Purpose: Several scores have described gender as an important prognostic factor in patients with Hodgkin’s lymphoma (HL), particularly in advanced-stages. However, so far there is no larger analysis to systematically evaluate possible gender-specific factors. The purpose of this analysis was to investigate sex differences with regard to pre-treatment and therapy-related variables and to evaluate their influence on the outcome of HL patients.

Patients and Methods: From 1988 to 1998 the GSHG conducted two generations of clinical trials for early, intermediate and advanced HL (HD4 - HD9). The present analysis comprises 4626 patients of all stages, aged 15 to 75 years, who were enrolled into these multicenter studies and treated according to the GHSG-study protocols.

Results: At a median observation time of 5.5 years, 2050 female and 2576 male patients were suitable for this retrospective analysis. Patients in each group had very similar profiles in terms of age, performance status, stage, histological subtype, clinical risk factors and prognostic factors. Slightly more nodular sclerosis subtypes and mediastinal masses were observed in women. In contrast, more men had a mixed cellularity subtype, older age, advanced stage of disease, and B-symptoms at diagnosis. Acute chemotherapy-related toxicity was distributed almost equally. However, there was more hematotoxicity in females. This difference was most obvious for leucopenia [WHO grade III/IV: 69.9 % versus 55.2 %]. Importantly, there was no higher risk of infections in female patients. Response rates being similar in both groups, however, a lower rate of relapse and death was observed in females.

Univariate analyses revealed significant better outcome in terms of FFTF and OS for females. In multivariate analyses, sex was not identified as an independent prognostic factor, however, lower stages of disease (p<.0001), less B-symptoms (p<.0001), younger age (p<.0001), and leucopenia grade III/IV (p<.0001) were significant variables to which better outcome in females can be related.
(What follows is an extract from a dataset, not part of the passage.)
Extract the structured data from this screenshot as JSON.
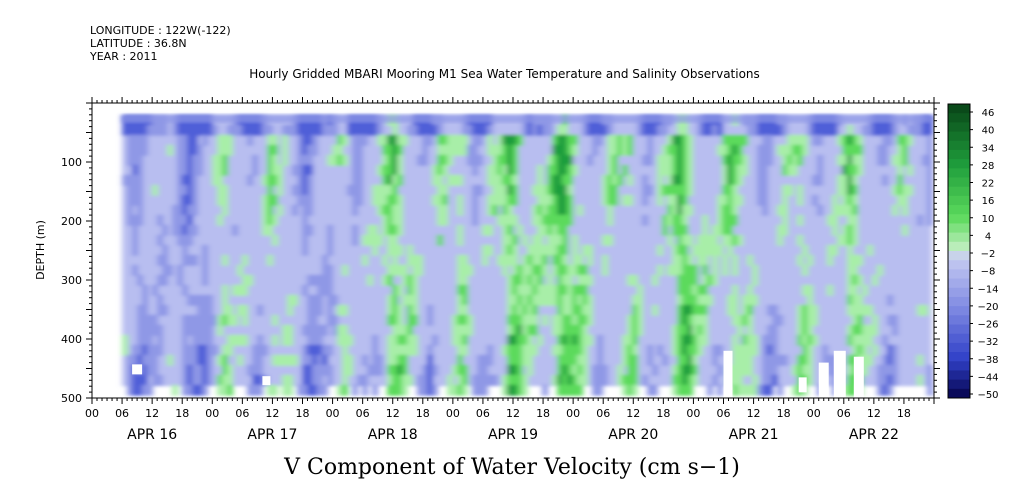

Particularly, the high prevalence of leucopenia grade III/IV during chemotherapy has a clear impact on better FFTF in females. The smaller proportion of males expressing severe leucopenia also had better outcomes. In addition, when only those patients were included who developed leucopenia grade III/IV within the first two cycles of chemotherapy, the factor maintains its protective role.

Conclusion: In this large retrospective analysis of the GHSG database, a better outcome is observed for female patients compared to male patients with HL. The protective role of severe leucopenia supports the rationale for a more individualized therapy, that may be tailored in a response-adapted manner depending on the individual toxicity profile within the first cycles.